Best spring awakening: LSU went into the spring looking for a middle linebacker, and junior Kevin Minter responded by playing some of the best football he’s played since arriving on campus, according to LSU defensive coordinator John Chavis. South Carolina defensive tackle Byron Jerideau also had a stellar spring and is big enough and athletic enough to wreak some serious havoc. The former junior college transfer didn’t have the impact the Gamecocks had hoped for his first two seasons, but could be poised for a big senior season. Spurrier quipped, “I told him, ‘I hope you’re going to be known for something besides hitting me with the Gatorade bucket after a big win.’ He’s the one who grabs the bucket first, to get his picture in the paper.”
Best position move: Malcolm Mitchell was Georgia’s best deep threat at receiver last season and one of the more impressive true freshmen in the league. But he spent his time at cornerback this spring and looked like a natural. That’s where he’ll play in the fall, although he’ll still get a few snaps on offense. The Bulldogs needed help at cornerback, and defensive coordinator Todd Grantham felt all along that Mitchell could be a difference-maker back there. The truth is that he’s a difference-maker anywhere you put him.

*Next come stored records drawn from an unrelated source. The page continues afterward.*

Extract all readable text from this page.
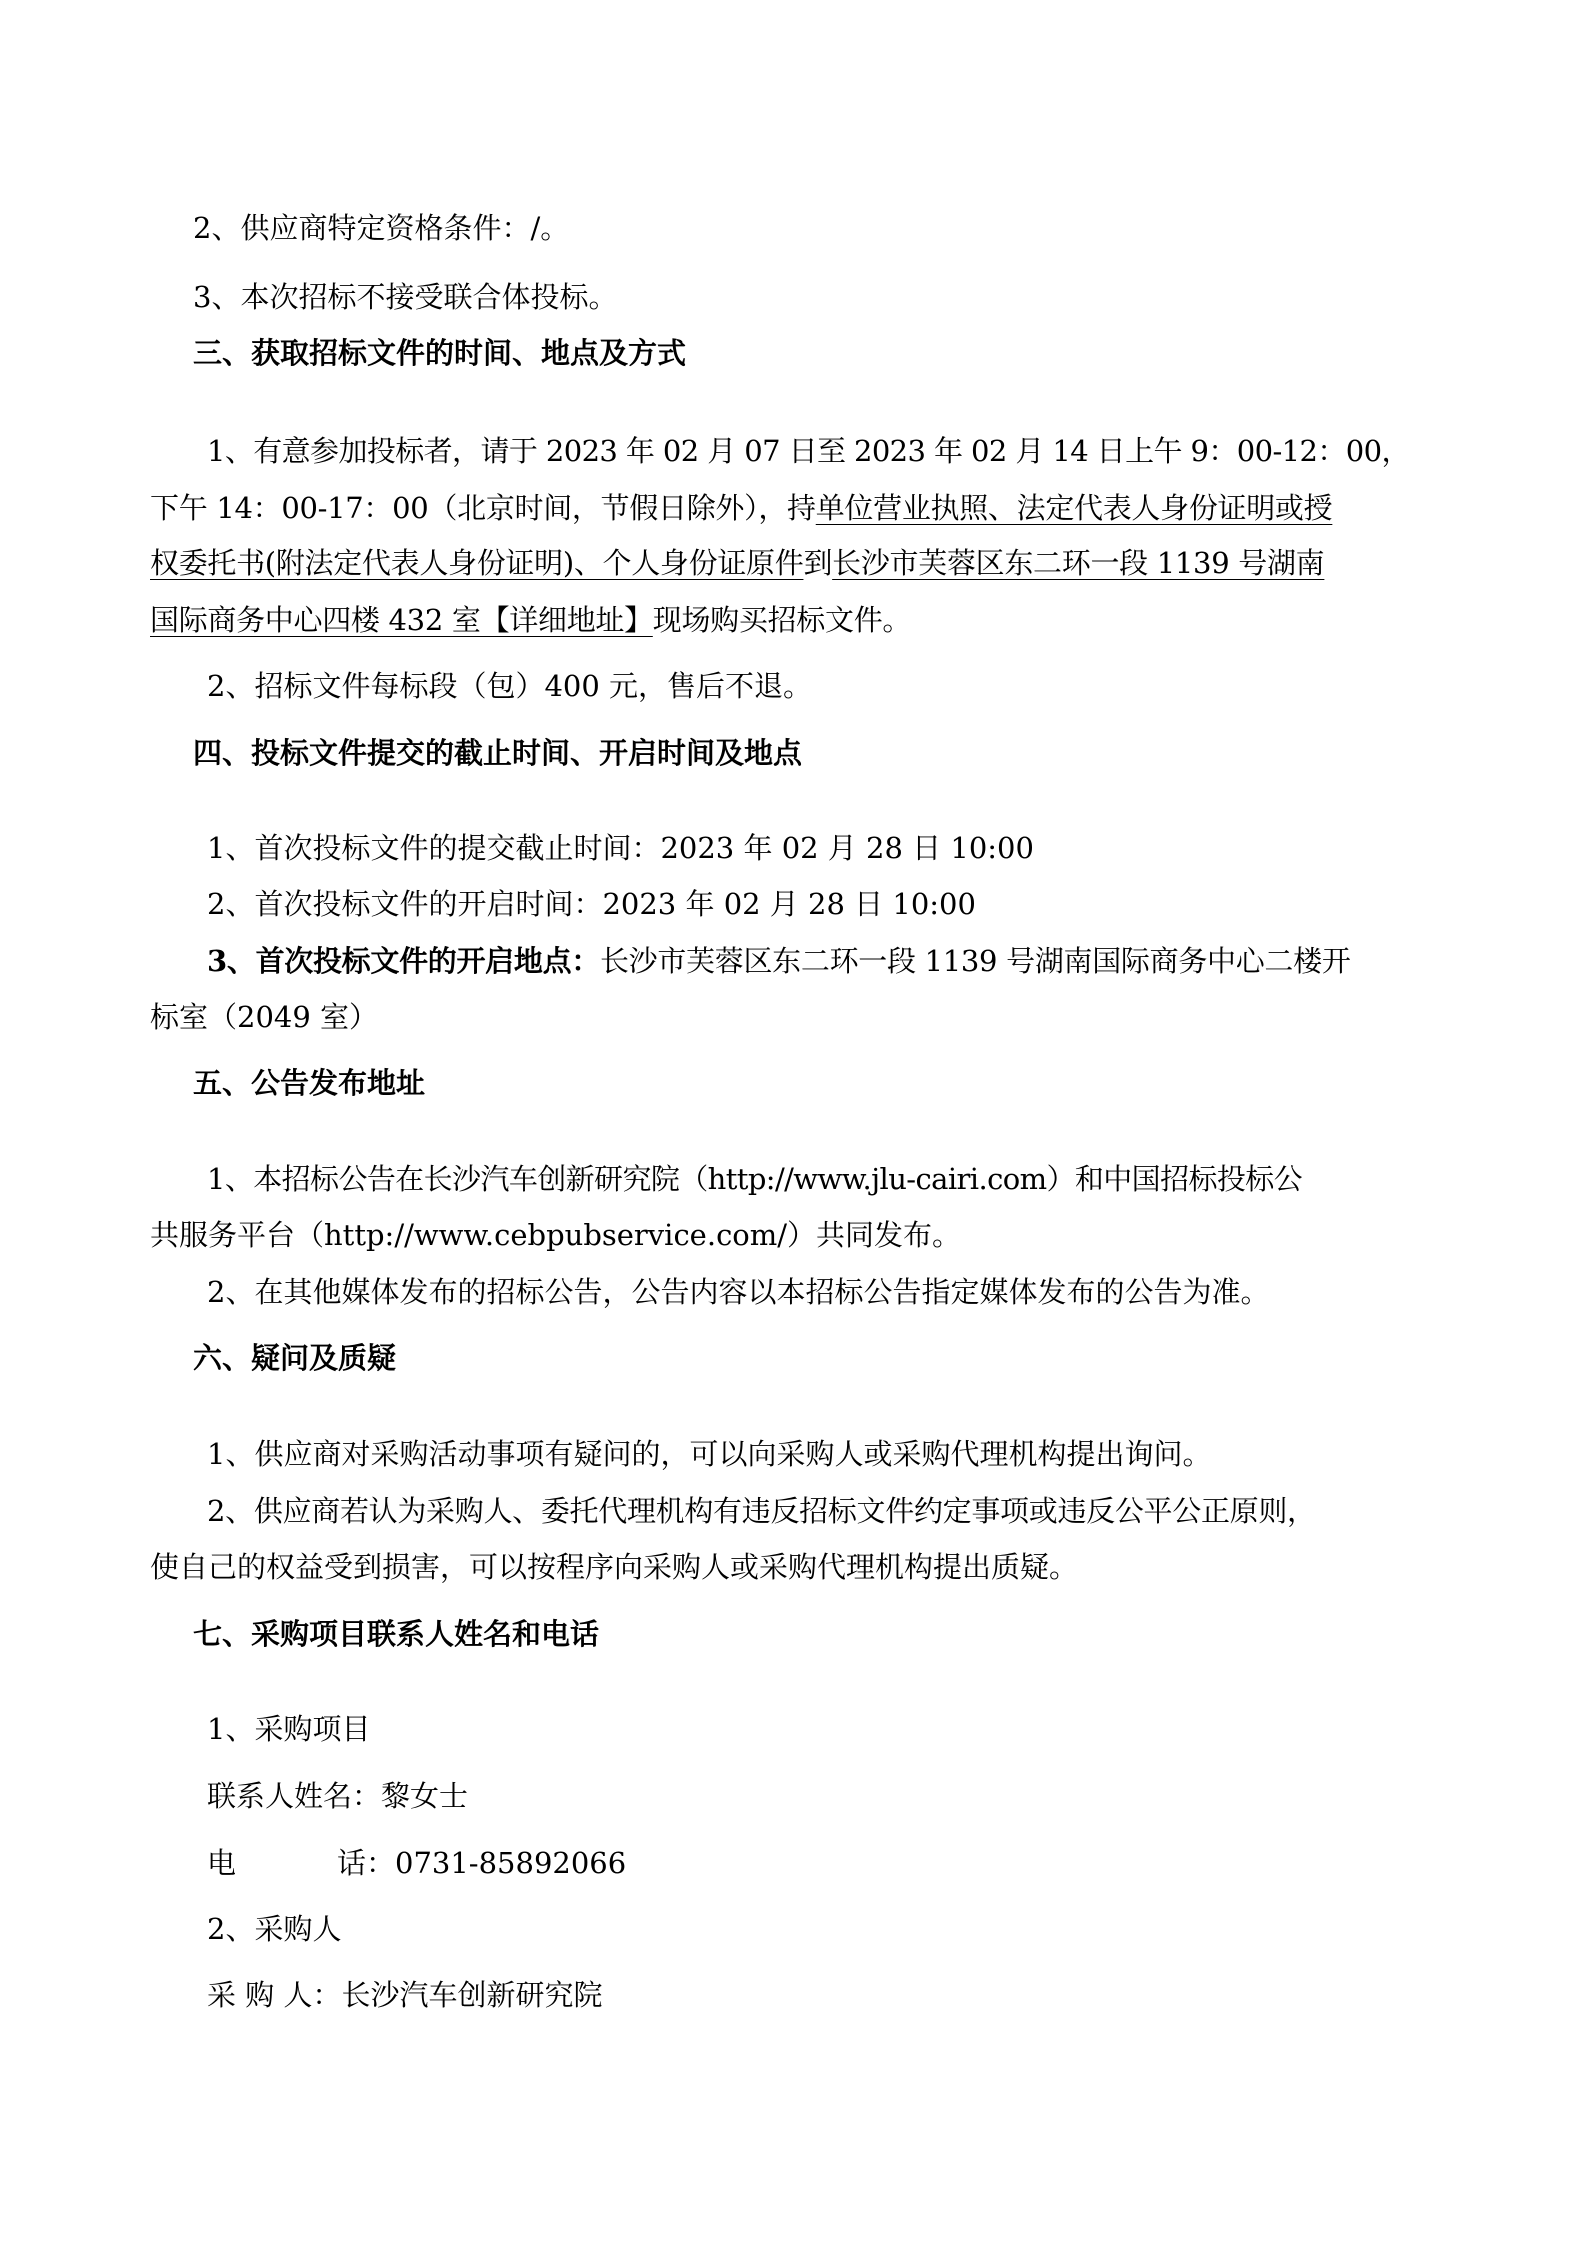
2、供应商特定资格条件：/。
3、本次招标不接受联合体投标。
三、获取招标文件的时间、地点及方式
1、有意参加投标者，请于 2023 年 02 月 07 日至 2023 年 02 月 14 日上午 9：00-12：00，
下午 14：00-17：00（北京时间，节假日除外），持单位营业执照、法定代表人身份证明或授
权委托书(附法定代表人身份证明)、个人身份证原件到长沙市芙蓉区东二环一段 1139 号湖南
国际商务中心四楼 432 室【详细地址】现场购买招标文件。
2、招标文件每标段（包）400 元，售后不退。
四、投标文件提交的截止时间、开启时间及地点
1、首次投标文件的提交截止时间：2023 年 02 月 28 日 10:00
2、首次投标文件的开启时间：2023 年 02 月 28 日 10:00
3、首次投标文件的开启地点：长沙市芙蓉区东二环一段 1139 号湖南国际商务中心二楼开
标室（2049 室）
五、公告发布地址
1、本招标公告在长沙汽车创新研究院（http://www.jlu-cairi.com）和中国招标投标公
共服务平台（http://www.cebpubservice.com/）共同发布。
2、在其他媒体发布的招标公告，公告内容以本招标公告指定媒体发布的公告为准。
六、疑问及质疑
1、供应商对采购活动事项有疑问的，可以向采购人或采购代理机构提出询问。
2、供应商若认为采购人、委托代理机构有违反招标文件约定事项或违反公平公正原则，
使自己的权益受到损害，可以按程序向采购人或采购代理机构提出质疑。
七、采购项目联系人姓名和电话
1、采购项目
联系人姓名：黎女士
电	话：0731-85892066
2、采购人
采 购 人：长沙汽车创新研究院
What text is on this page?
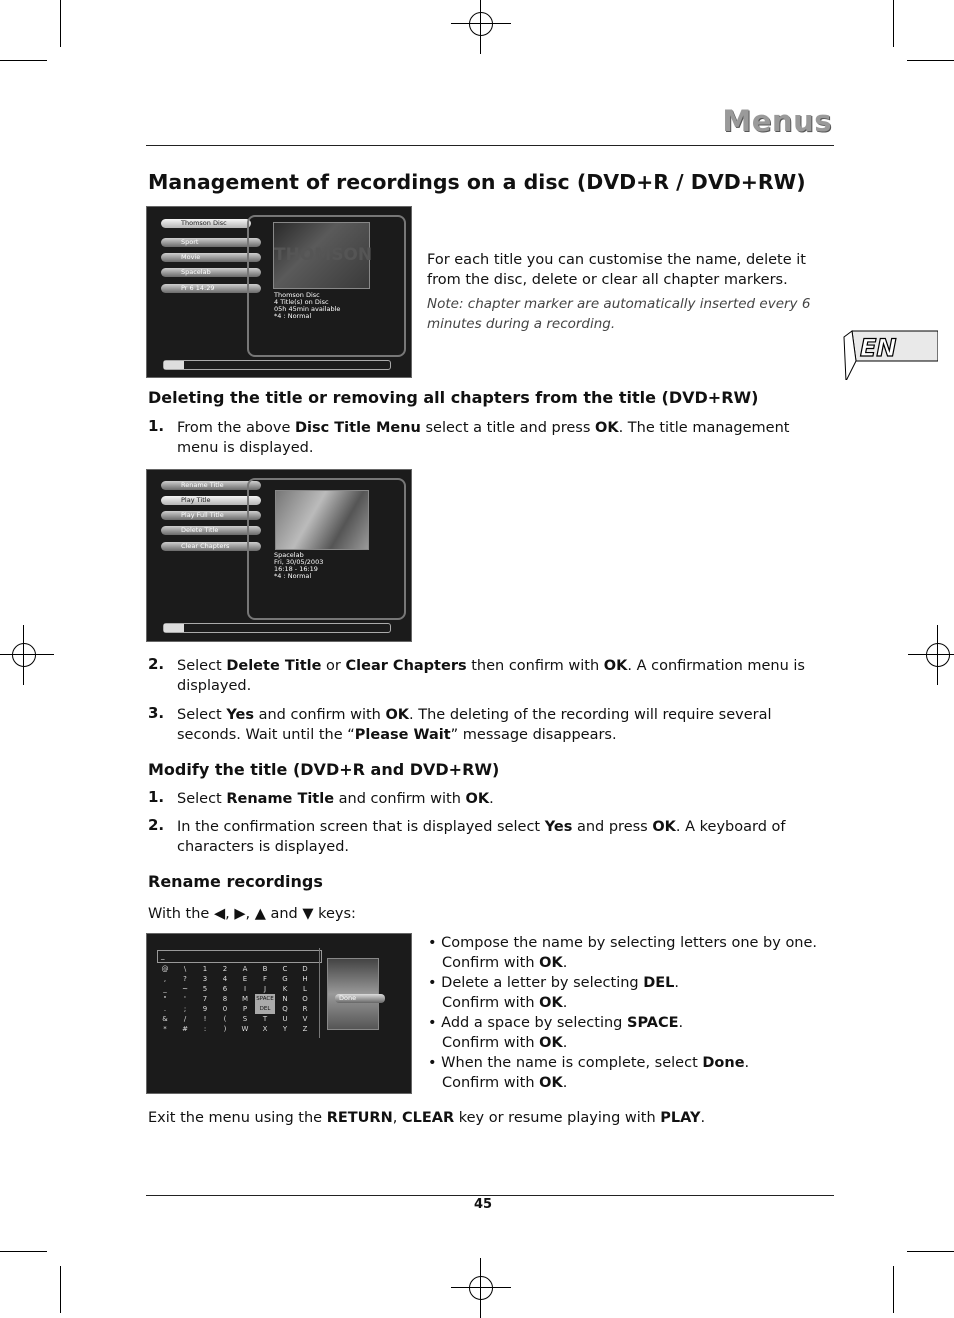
Menus
Management of recordings on a disc (DVD+R / DVD+RW)
Thomson Disc
Sport
Movie
Spacelab
Pr 6 14:29
THOMSON
Thomson Disc
4 Title(s) on Disc
05h 45min available
*4 : Normal

For each title you can customise the name, delete it from the disc, delete or clear all chapter markers.

Note: chapter marker are automatically inserted every 6 minutes during a recording.

EN
Deleting the title or removing all chapters from the title (DVD+RW)
1. From the above Disc Title Menu select a title and press OK. The title management menu is displayed.
Rename Title
Play Title
Play Full Title
Delete Title
Clear Chapters
Spacelab
Fri, 30/05/2003
16:18 - 16:19
*4 : Normal
2. Select Delete Title or Clear Chapters then confirm with OK. A confirmation menu is displayed.
3. Select Yes and confirm with OK. The deleting of the recording will require several seconds. Wait until the “Please Wait” message disappears.
Modify the title (DVD+R and DVD+RW)
1. Select Rename Title and confirm with OK.
2. In the confirmation screen that is displayed select Yes and press OK. A keyboard of characters is displayed.
Rename recordings
With the ◀, ▶, ▲ and ▼ keys:
_
@	\	1	2	A	B	C	D
,	?	3	4	E	F	G	H
_	~	5	6	I	J	K	L
"	'	7	8	M	SPACE	N	O
.	;	9	0	P	DEL	Q	R
&	/	!	(	S	T	U	V
*	#	:	)	W	X	Y	Z
Done
• Compose the name by selecting letters one by one.
Confirm with OK.
• Delete a letter by selecting DEL.
Confirm with OK.
• Add a space by selecting SPACE.
Confirm with OK.
• When the name is complete, select Done.
Confirm with OK.
Exit the menu using the RETURN, CLEAR key or resume playing with PLAY.
45
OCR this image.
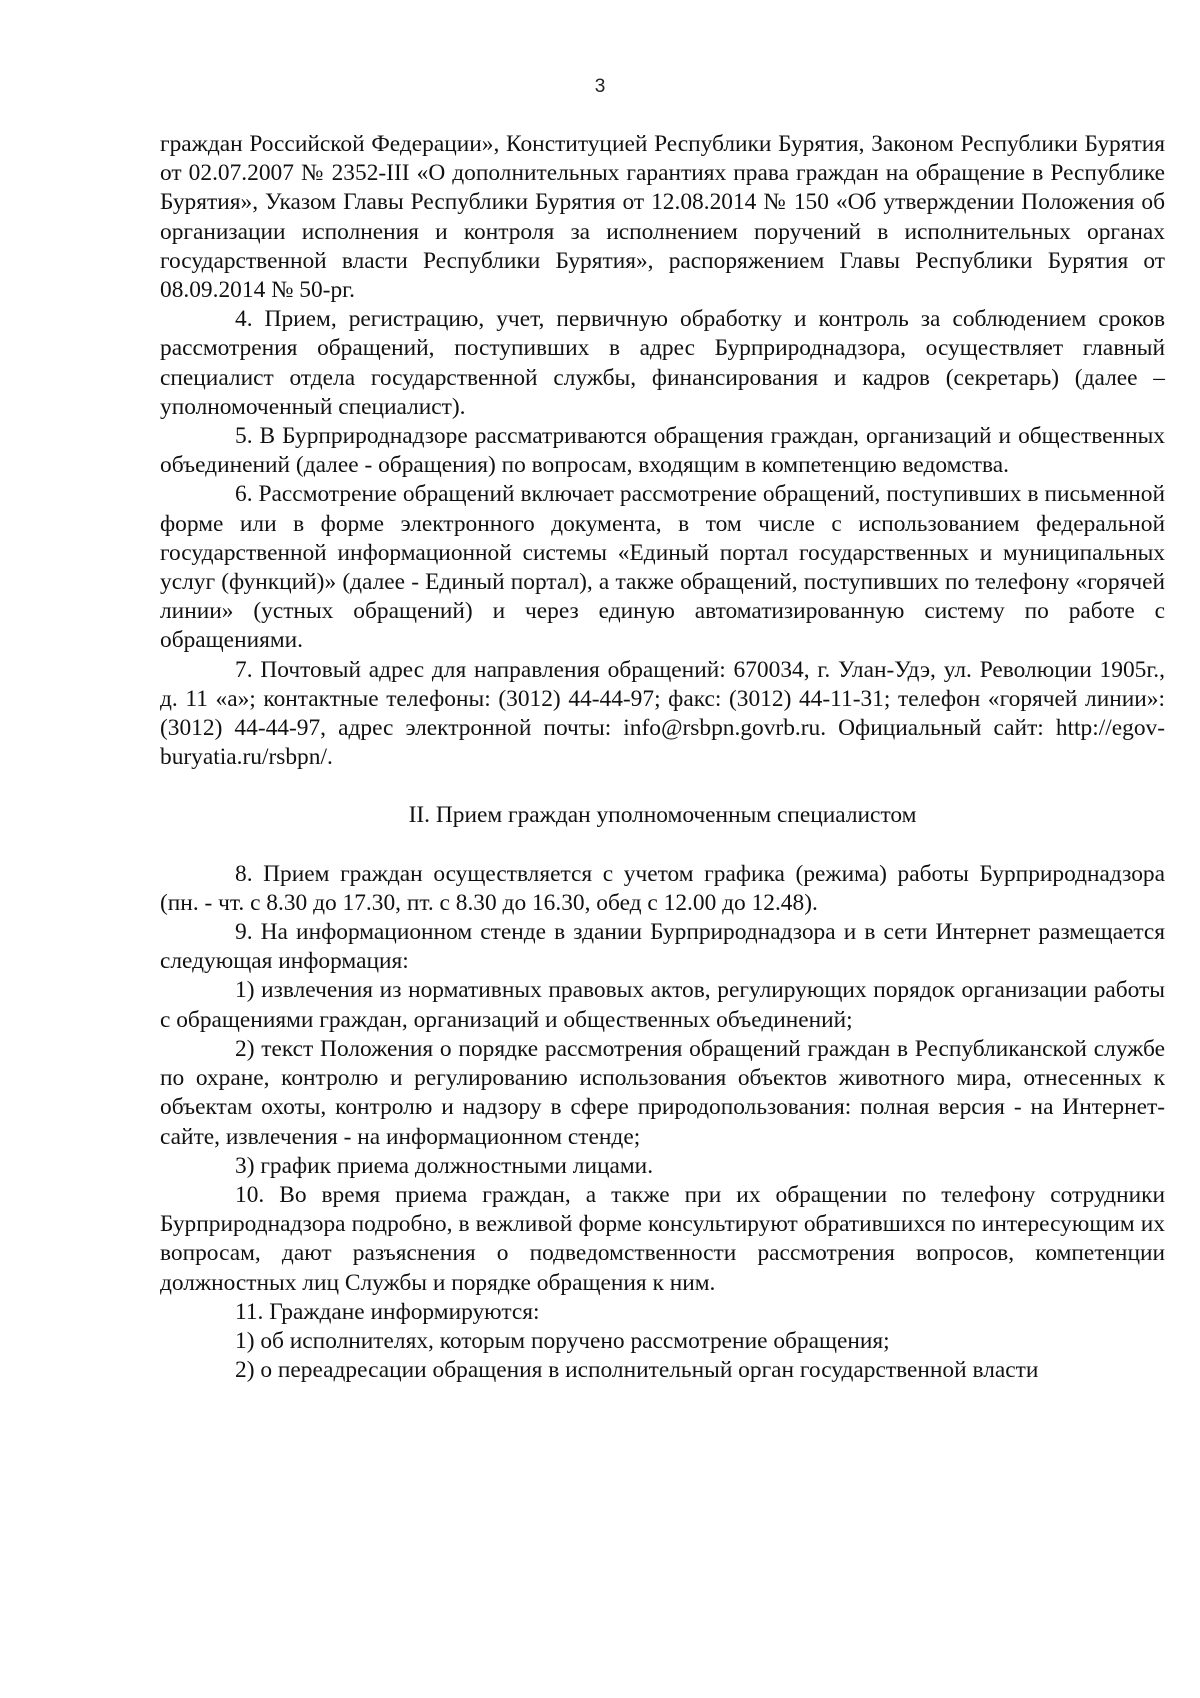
3

граждан Российской Федерации», Конституцией Республики Бурятия, Законом Республики Бурятия от 02.07.2007 № 2352-III «О дополнительных гарантиях права граждан на обращение в Республике Бурятия», Указом Главы Республики Бурятия от 12.08.2014 № 150 «Об утверждении Положения об организации исполнения и контроля за исполнением поручений в исполнительных органах государственной власти Республики Бурятия», распоряжением Главы Республики Бурятия от 08.09.2014 № 50-рг.

4. Прием, регистрацию, учет, первичную обработку и контроль за соблюдением сроков рассмотрения обращений, поступивших в адрес Бурприроднадзора, осуществляет главный специалист отдела государственной службы, финансирования и кадров (секретарь) (далее – уполномоченный специалист).

5. В Бурприроднадзоре рассматриваются обращения граждан, организаций и общественных объединений (далее - обращения) по вопросам, входящим в компетенцию ведомства.

6. Рассмотрение обращений включает рассмотрение обращений, поступивших в письменной форме или в форме электронного документа, в том числе с использованием федеральной государственной информационной системы «Единый портал государственных и муниципальных услуг (функций)» (далее - Единый портал), а также обращений, поступивших по телефону «горячей линии» (устных обращений) и через единую автоматизированную систему по работе с обращениями.

7. Почтовый адрес для направления обращений: 670034, г. Улан-Удэ, ул. Революции 1905г., д. 11 «а»; контактные телефоны: (3012) 44-44-97; факс: (3012) 44-11-31; телефон «горячей линии»: (3012) 44-44-97, адрес электронной почты: info@rsbpn.govrb.ru. Официальный сайт: http://egov-buryatia.ru/rsbpn/.

II. Прием граждан уполномоченным специалистом

8. Прием граждан осуществляется с учетом графика (режима) работы Бурприроднадзора (пн. - чт. с 8.30 до 17.30, пт. с 8.30 до 16.30, обед с 12.00 до 12.48).

9. На информационном стенде в здании Бурприроднадзора и в сети Интернет размещается следующая информация:

1) извлечения из нормативных правовых актов, регулирующих порядок организации работы с обращениями граждан, организаций и общественных объединений;

2) текст Положения о порядке рассмотрения обращений граждан в Республиканской службе по охране, контролю и регулированию использования объектов животного мира, отнесенных к объектам охоты, контролю и надзору в сфере природопользования: полная версия - на Интернет-сайте, извлечения - на информационном стенде;

3) график приема должностными лицами.

10. Во время приема граждан, а также при их обращении по телефону сотрудники Бурприроднадзора подробно, в вежливой форме консультируют обратившихся по интересующим их вопросам, дают разъяснения о подведомственности рассмотрения вопросов, компетенции должностных лиц Службы и порядке обращения к ним.

11. Граждане информируются:

1) об исполнителях, которым поручено рассмотрение обращения;

2) о переадресации обращения в исполнительный орган государственной власти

Best quarterback battle: Spring came and went without a few starting jobs being settled around the league, but it’s a dead heat at Florida between sophomores Jacoby Brissett and Jeff Driskel. Coach Will Muschamp feels like he can win with both players, which is a pretty good indication that both Brissett and Driskel will end up playing in the fall for the Gators. For the time being, Muschamp is content to let it play out this summer and on into preseason practice. Whoever emerges as the best leader over these next three months is going to end up winning the job.